Project - SemanticInformationRetrieval (SIR)
Jump to navigation
Jump to search
Notes:
- This project is suggested based on a discussion held at MWStake's August 2017 monthly meeting (see line 113 on https://etherpad.wikimedia.org/p/mwstake-2017-08).
- It is the subject of a workshop at the upcoming SMWCon Fall 2017: SMWCon_Fall_2017/Taking the first step towards a Semantic Information Retrieval System (SIRS).
- This is a working page representing consolidated current views. It is therefore subject to frequent changes.
Preamble
This endeavor shall heed the following maxims:
Take the time to go fast. Good architecture maximizes the number of decisions not made. Write the code you wish you had.
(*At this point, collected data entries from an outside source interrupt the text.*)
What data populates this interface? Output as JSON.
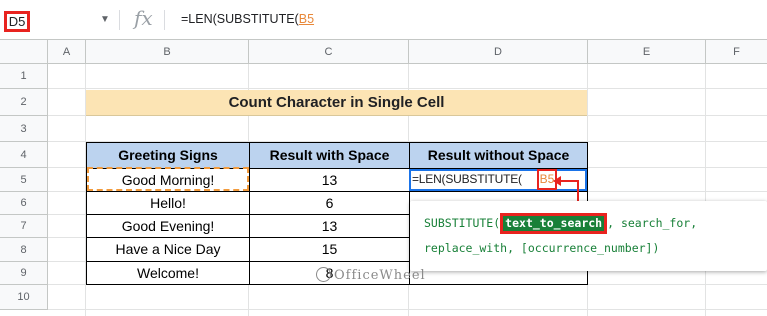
{
  "formula_bar": {
    "name_box": "D5",
    "fx_label": "fx",
    "formula_prefix": "=LEN(SUBSTITUTE(",
    "formula_ref": "B5"
  },
  "columns": [
    "A",
    "B",
    "C",
    "D",
    "E",
    "F"
  ],
  "rows": [
    "1",
    "2",
    "3",
    "4",
    "5",
    "6",
    "7",
    "8",
    "9",
    "10"
  ],
  "title": "Count Character in Single Cell",
  "table": {
    "headers": [
      "Greeting Signs",
      "Result with Space",
      "Result without Space"
    ],
    "rows": [
      [
        "Good Morning!",
        "13"
      ],
      [
        "Hello!",
        "6"
      ],
      [
        "Good Evening!",
        "13"
      ],
      [
        "Have a Nice Day",
        "15"
      ],
      [
        "Welcome!",
        "8"
      ]
    ]
  },
  "active_cell": {
    "edit_prefix": "=LEN(SUBSTITUTE(",
    "edit_ref": "B5"
  },
  "tooltip": {
    "function_name": "SUBSTITUTE(",
    "current_param": "text_to_search",
    "line1_rest": ", search_for,",
    "line2": "replace_with, [occurrence_number])"
  },
  "watermark": "OfficeWheel",
  "colors": {
    "header_fill": "#bcd3ef",
    "title_fill": "#fce4b4",
    "highlight_red": "#e8231f",
    "ref_orange": "#e8883a",
    "tooltip_green": "#188038",
    "active_blue": "#1a73e8"
  }
}
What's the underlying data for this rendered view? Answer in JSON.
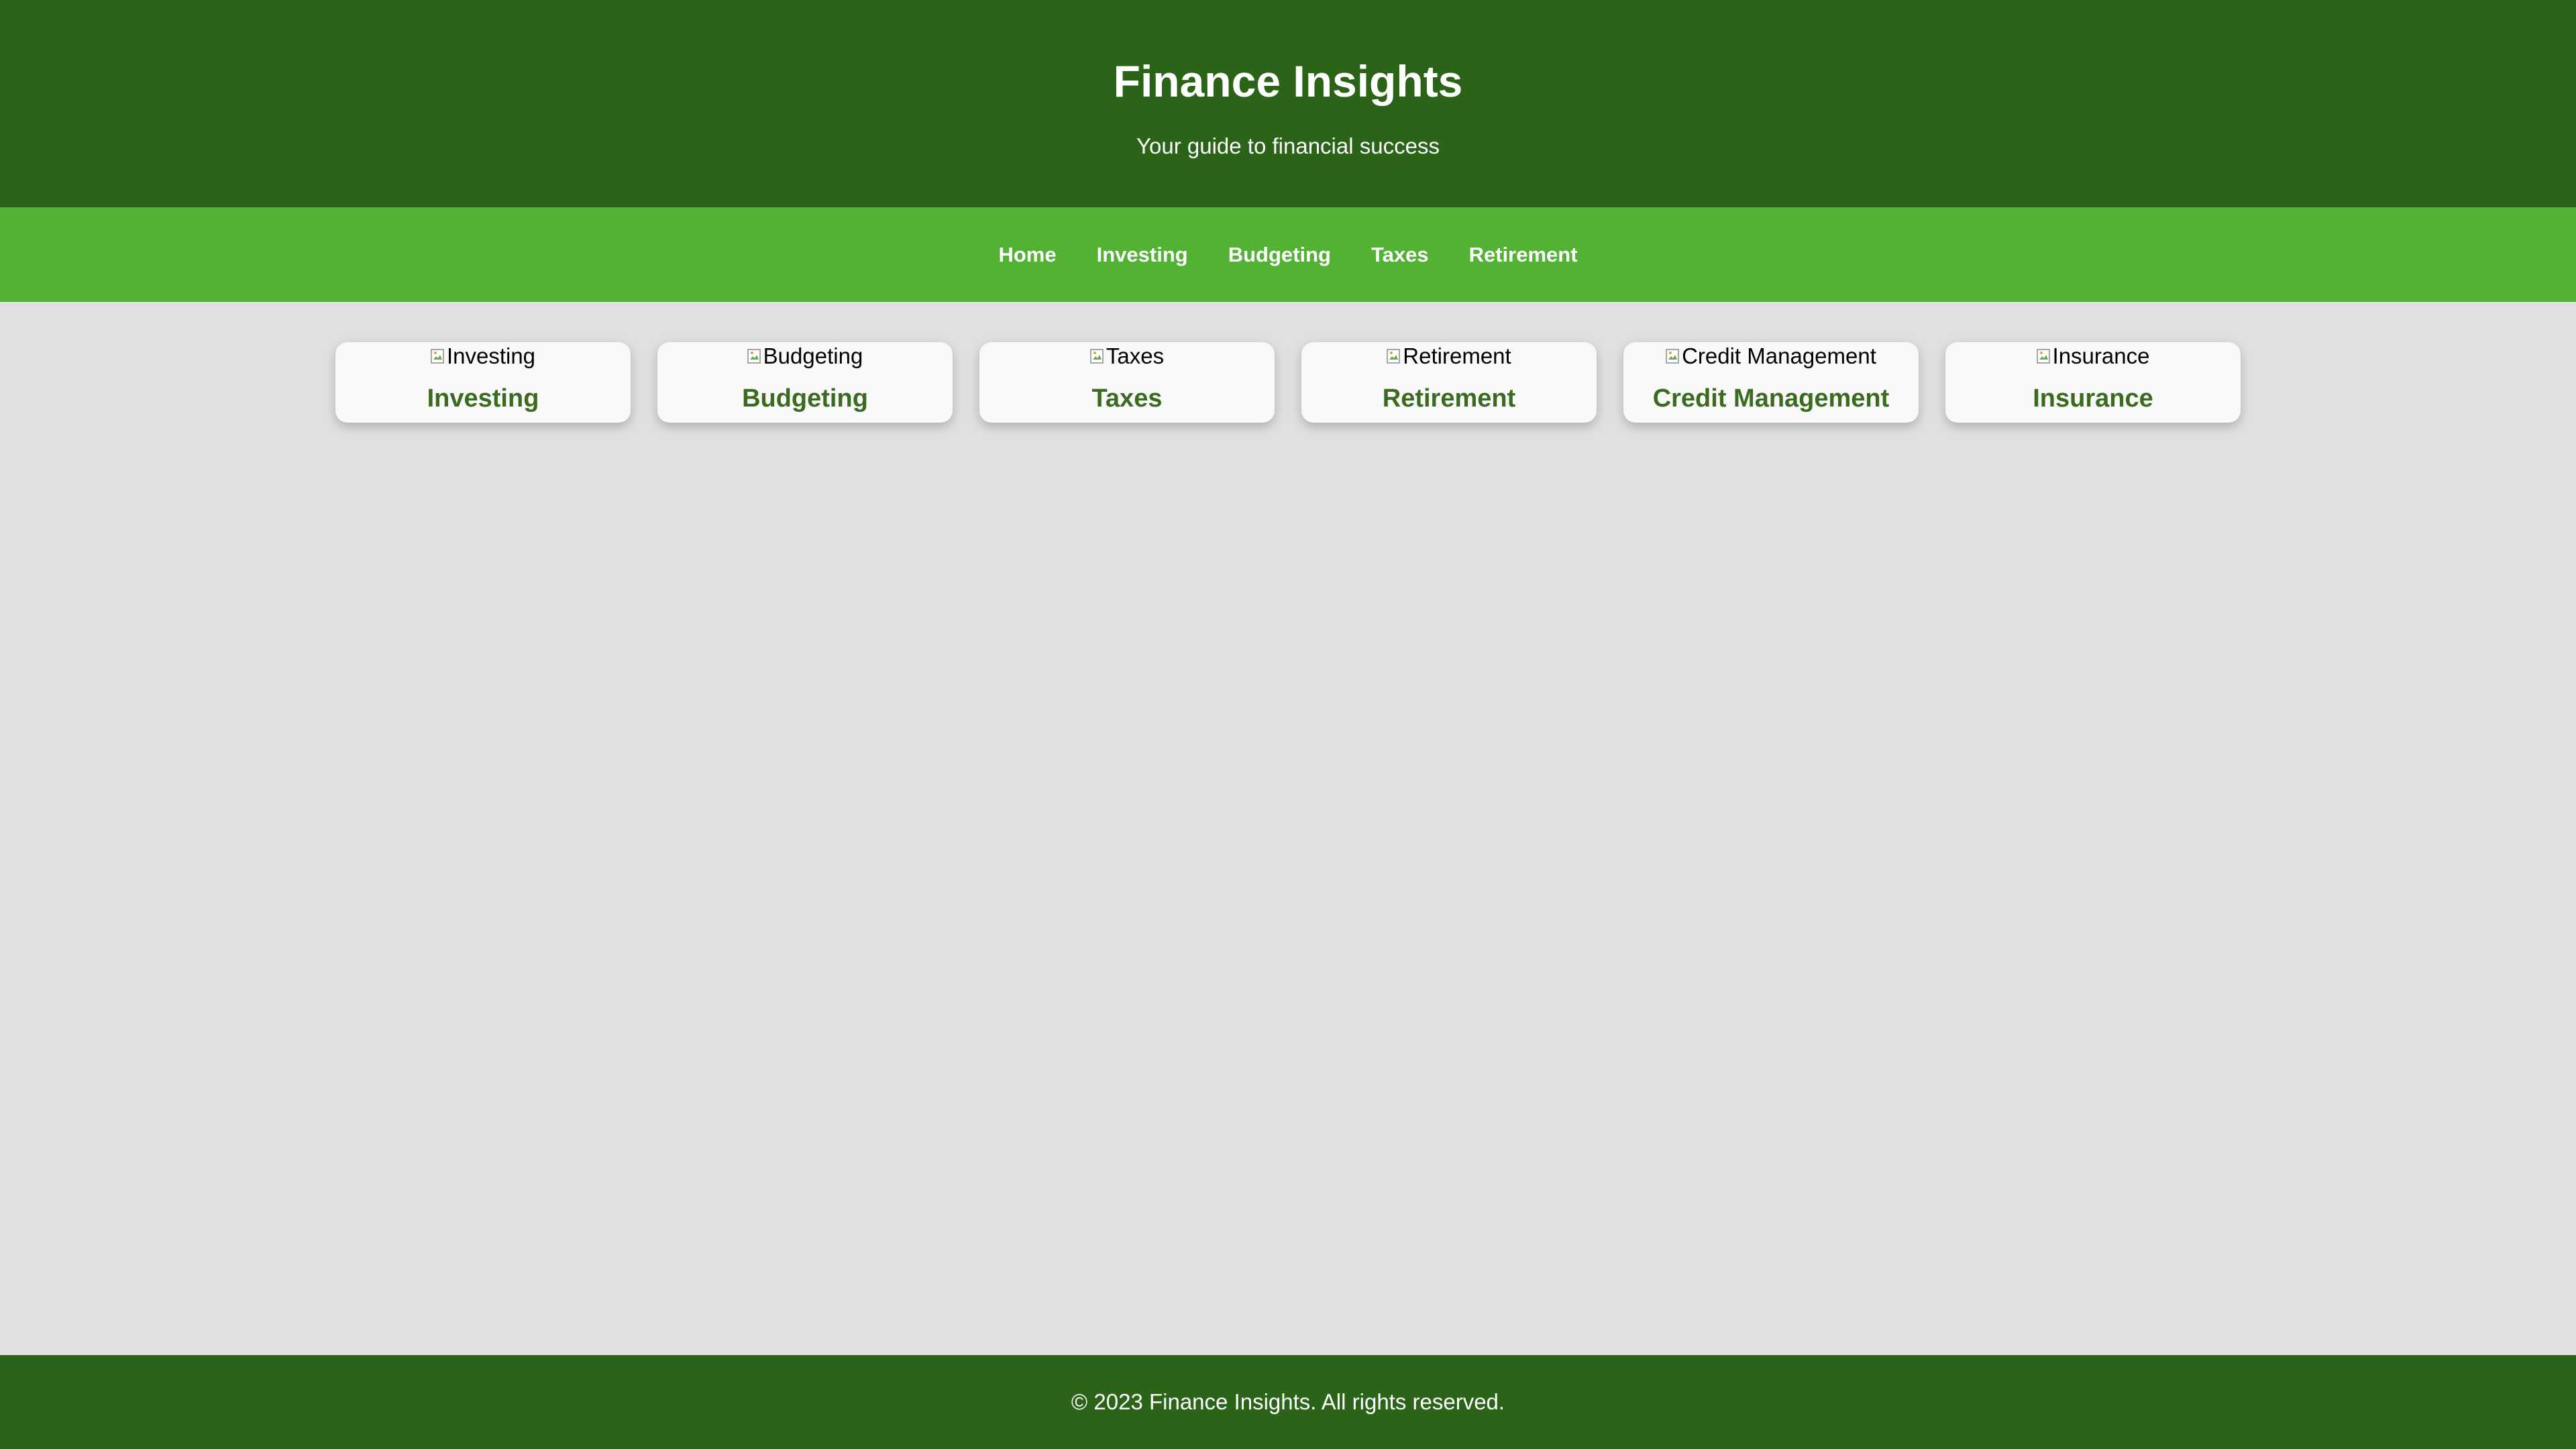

Intention/Goal/Purpose/Fundamentals (Current Thoughts)
SemanticInformationRetrieval (SIR) aims at providing a single Google-like search text box (with subsequent facetted interactive search) covering all of an organization's structured and unstructered knowledge resources for access with the least amount of mental overhead.
Based on this mission declaration, SIR shall consider the following idiosyncrasies and features:
- SIR provides its DSL one abstraction level above MediaWiki's API, as from an organization's perspective, SMW is one component of its comprehensive knowledge management system (albeit it might be its central component).
- SIR provides versatile polymorphic search interfaces for full-text search as well as (subsequent) facetted interactive search along subject affinities paths through semanticized information.
- SIR does not represent a single designated MediaWiki extension, but provides two independent MW extensions:
- Extension:SIRIndexer providing an DSL for mapping and indexing both a page's factorized information in template instances as well as its free text.
- Extension:SIRSearchInterface providing an API for search interfaces on a special pages and by parser functions.
- Truly relevant full-text search cannot be achieved without tuning the analysis process both at index (defining features) and query (extracting signals) time. That's why SIR provides DSL methods that
- e.g. in the case of Elasticsearch, take raw JSON as an input, and
- are sufficiently high-level/concrete, so that improving search relevance for a customer's SMW becomes straightforward enough without low-level coding — e.g. adding and composing document fields (SIR DSL) and their analysis (e.g. Elasticsearch JSON input).